A BCA Research alertou sobre a possibilidade de uma recessão nos Estados Unidos, destacando que, mesmo com a pausa nas tarifas, as taxas ainda são muito altas. A previsão para o índice S&P 500 é de uma queda de 17% até o final do ano. Recentemente, o presidente Donald Trump anunciou uma pausa de três meses nas tarifas para alguns países, mas aumentou as tarifas sobre a China. Apesar de ganhos nas ações, as preocupações com as tensões comerciais e a economia global continuam, resultando em um fechamento negativo para os principais índices. Peter Berezin, da BCA, afirmou que a taxa de tarifas é a mais alta desde a década de 1930 e que, sem uma redução significativa nas tensões comerciais, os EUA e outras economias podem entrar em recessão em breve. A empresa também observou que o crescimento dos salários está estagnado e pode se tornar negativo, afetando o consumo. A BCA já havia reduzido sua exposição a ações e aumentado a alocação em renda fixa e caixa, prevendo que as tarifas e cortes de gastos do governo poderiam levar a uma recessão, que pode ocorrer entre o final de 2024 e o início de 2025.

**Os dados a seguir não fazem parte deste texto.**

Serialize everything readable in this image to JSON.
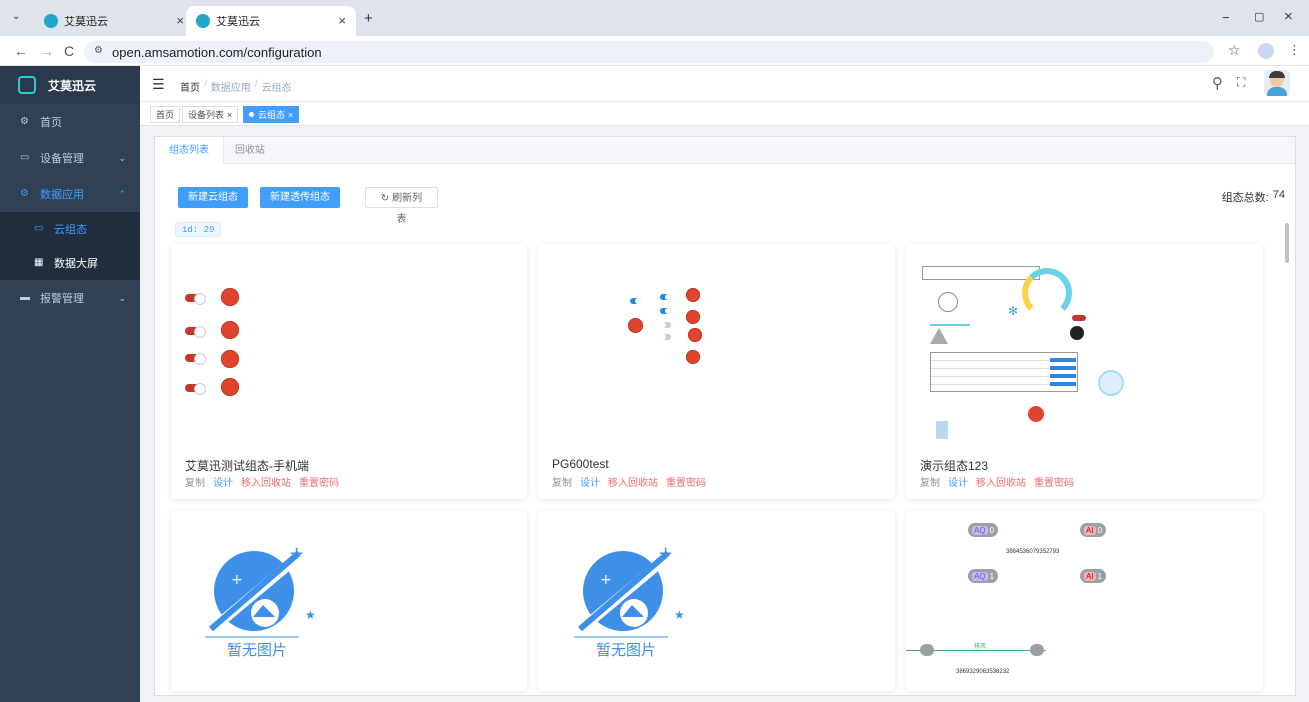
{
  "browser": {
    "tabs": [
      {
        "title": "艾莫迅云",
        "active": false
      },
      {
        "title": "艾莫迅云",
        "active": true
      }
    ],
    "new_tab": "+",
    "url": "open.amsamotion.com/configuration",
    "window_controls": {
      "minimize": "−",
      "restore": "▢",
      "close": "×"
    }
  },
  "sidebar": {
    "logo_text": "艾莫迅云",
    "items": [
      {
        "label": "首页",
        "icon": "dashboard-icon"
      },
      {
        "label": "设备管理",
        "icon": "monitor-icon",
        "has_children": true
      },
      {
        "label": "数据应用",
        "icon": "app-icon",
        "has_children": true,
        "expanded": true
      },
      {
        "label": "报警管理",
        "icon": "message-icon",
        "has_children": true
      }
    ],
    "sub_items": [
      {
        "label": "云组态",
        "active": true
      },
      {
        "label": "数据大屏",
        "active": false
      }
    ]
  },
  "header": {
    "breadcrumb": [
      "首页",
      "数据应用",
      "云组态"
    ],
    "separator": "/"
  },
  "tags": [
    {
      "label": "首页",
      "active": false,
      "closable": false
    },
    {
      "label": "设备列表",
      "active": false,
      "closable": true
    },
    {
      "label": "云组态",
      "active": true,
      "closable": true
    }
  ],
  "panel": {
    "tabs": [
      {
        "label": "组态列表",
        "active": true
      },
      {
        "label": "回收站",
        "active": false
      }
    ],
    "buttons": {
      "new_cloud": "新建云组态",
      "new_passthrough": "新建透传组态",
      "refresh": "刷新列表"
    },
    "total_label": "组态总数:",
    "total_count": "74",
    "id_badge": "id: 29",
    "cards": [
      {
        "title": "艾莫迅测试组态-手机端"
      },
      {
        "title": "PG600test"
      },
      {
        "title": "演示组态123"
      },
      {
        "no_image": "暂无图片"
      },
      {
        "no_image": "暂无图片"
      },
      {
        "id_top": "3864536079352793",
        "id_bottom": "3869329063536232",
        "line_label": "排风",
        "pills": [
          "AQ",
          "0",
          "AI",
          "0",
          "AQ",
          "1",
          "AI",
          "1"
        ]
      }
    ],
    "actions": {
      "copy": "复制",
      "design": "设计",
      "recycle": "移入回收站",
      "reset": "重置密码"
    }
  }
}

BCA Research emitiu um alerta sobre uma possível recessão nos Estados Unidos, enfatizando que, apesar da pausa nas tarifas, as taxas permanecem historicamente altas. A previsão para o índice S&P 500 é de uma queda significativa até o final do ano, com uma projeção de 17% de desvalorização.

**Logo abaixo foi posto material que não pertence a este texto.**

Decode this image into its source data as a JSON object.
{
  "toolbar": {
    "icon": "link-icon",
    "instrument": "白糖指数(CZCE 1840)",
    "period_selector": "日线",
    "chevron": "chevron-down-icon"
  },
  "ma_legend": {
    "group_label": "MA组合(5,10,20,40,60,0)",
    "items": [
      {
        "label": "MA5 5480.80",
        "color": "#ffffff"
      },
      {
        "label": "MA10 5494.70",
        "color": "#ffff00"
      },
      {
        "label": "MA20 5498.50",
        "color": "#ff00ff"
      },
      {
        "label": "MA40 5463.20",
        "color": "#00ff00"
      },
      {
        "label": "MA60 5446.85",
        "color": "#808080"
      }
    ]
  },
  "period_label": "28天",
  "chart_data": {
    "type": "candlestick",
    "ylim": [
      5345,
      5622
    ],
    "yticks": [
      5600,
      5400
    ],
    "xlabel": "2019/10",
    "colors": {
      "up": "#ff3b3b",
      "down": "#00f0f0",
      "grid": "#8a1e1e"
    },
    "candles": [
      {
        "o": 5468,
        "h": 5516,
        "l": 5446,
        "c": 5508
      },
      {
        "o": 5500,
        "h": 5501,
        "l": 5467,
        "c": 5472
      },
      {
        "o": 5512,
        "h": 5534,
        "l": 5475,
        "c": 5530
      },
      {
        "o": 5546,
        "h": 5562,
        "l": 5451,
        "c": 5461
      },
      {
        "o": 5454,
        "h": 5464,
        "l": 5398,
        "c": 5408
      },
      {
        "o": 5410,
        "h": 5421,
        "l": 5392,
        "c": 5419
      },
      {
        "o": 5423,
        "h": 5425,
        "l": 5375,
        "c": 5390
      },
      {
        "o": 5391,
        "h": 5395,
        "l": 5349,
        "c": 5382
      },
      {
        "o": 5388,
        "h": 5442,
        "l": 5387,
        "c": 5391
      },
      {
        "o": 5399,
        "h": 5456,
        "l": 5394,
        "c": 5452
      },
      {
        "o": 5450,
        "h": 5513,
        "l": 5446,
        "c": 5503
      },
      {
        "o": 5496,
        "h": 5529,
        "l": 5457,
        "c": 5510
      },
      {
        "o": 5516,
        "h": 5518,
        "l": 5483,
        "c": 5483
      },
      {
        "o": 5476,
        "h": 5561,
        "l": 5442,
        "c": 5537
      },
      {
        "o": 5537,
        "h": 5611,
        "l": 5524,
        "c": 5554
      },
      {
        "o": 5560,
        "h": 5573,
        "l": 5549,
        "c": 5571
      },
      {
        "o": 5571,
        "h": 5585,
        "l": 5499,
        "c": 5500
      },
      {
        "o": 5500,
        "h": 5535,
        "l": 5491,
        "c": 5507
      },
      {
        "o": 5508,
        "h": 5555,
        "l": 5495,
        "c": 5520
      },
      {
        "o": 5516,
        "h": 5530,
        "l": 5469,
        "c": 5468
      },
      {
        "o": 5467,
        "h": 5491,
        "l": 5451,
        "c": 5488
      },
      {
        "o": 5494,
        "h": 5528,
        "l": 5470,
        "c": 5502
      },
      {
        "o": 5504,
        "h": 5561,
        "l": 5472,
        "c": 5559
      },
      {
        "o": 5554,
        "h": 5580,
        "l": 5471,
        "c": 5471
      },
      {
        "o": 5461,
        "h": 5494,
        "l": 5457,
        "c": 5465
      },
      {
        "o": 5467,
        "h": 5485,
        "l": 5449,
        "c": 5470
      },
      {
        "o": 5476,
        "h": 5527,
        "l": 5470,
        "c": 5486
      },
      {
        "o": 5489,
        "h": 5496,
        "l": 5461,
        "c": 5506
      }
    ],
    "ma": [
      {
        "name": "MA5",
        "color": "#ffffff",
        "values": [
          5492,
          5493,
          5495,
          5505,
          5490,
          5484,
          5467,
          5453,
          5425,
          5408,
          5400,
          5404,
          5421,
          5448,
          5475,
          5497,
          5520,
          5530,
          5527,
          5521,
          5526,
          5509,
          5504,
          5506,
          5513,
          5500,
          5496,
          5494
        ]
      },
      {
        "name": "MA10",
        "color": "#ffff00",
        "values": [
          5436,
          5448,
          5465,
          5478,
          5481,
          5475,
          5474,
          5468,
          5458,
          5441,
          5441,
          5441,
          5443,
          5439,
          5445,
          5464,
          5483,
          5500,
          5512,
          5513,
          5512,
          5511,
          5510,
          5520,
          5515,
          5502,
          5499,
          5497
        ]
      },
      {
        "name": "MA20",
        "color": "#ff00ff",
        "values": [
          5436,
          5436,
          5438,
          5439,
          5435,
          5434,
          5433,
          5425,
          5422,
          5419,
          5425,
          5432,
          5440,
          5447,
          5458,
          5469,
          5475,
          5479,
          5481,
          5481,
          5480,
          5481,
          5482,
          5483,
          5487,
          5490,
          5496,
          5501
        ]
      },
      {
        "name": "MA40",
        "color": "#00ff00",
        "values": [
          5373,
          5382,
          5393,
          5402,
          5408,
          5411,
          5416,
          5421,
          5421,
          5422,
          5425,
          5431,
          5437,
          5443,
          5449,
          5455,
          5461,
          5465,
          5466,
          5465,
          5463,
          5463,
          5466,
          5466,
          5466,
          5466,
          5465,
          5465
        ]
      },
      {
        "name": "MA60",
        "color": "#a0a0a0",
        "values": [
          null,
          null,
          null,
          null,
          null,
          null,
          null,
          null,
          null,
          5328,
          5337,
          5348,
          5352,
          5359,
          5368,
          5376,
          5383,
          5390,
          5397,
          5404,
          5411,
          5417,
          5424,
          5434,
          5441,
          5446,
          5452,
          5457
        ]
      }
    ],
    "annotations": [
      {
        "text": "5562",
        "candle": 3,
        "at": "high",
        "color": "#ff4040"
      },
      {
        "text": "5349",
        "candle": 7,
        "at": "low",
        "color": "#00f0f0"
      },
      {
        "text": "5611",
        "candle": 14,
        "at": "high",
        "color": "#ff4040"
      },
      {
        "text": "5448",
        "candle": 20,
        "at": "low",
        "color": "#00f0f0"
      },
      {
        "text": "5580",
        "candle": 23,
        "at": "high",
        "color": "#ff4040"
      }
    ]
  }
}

Durante uma semana marcada por volatilidade, o presidente Donald Trump anunciou uma pausa de três meses nas tarifas “recíprocas” para vários países, mas aumentou as tarifas sobre a China. Embora as ações tenham registrado ganhos históricos, as preocupações com as tensões comerciais e a saúde da economia global persistem, resultando em um fechamento negativo para os principais índices.

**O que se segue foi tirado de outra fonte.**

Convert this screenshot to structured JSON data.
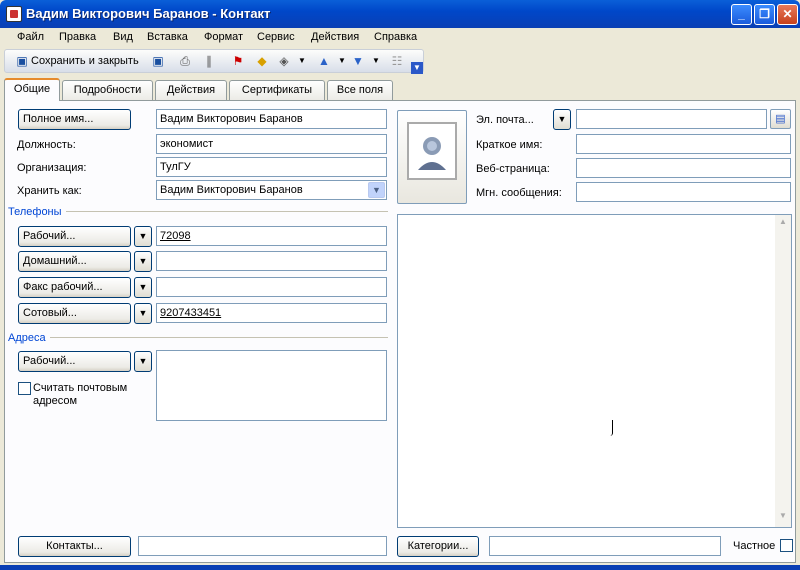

Peter Berezin, estrategista-chefe da BCA, destacou que, mesmo com a pausa, a taxa de tarifas é a mais alta desde a década de 1930. Ele alertou que, sem uma desescalada significativa nas tensões comerciais, os Estados Unidos e outras economias podem entrar em recessão nos próximos meses. A empresa também observou que o crescimento do rendimento real dos trabalhadores está estagnado e pode se tornar negativo, impactando o consumo.
A BCA já havia reduzido sua exposição a ações e aumentado a alocação em renda fixa e caixa, prevendo que as tarifas e cortes de gastos do governo poderiam levar a uma recessão. A empresa mantém sua previsão de que a recessão pode ocorrer entre o final de 2024 e o início de 2025.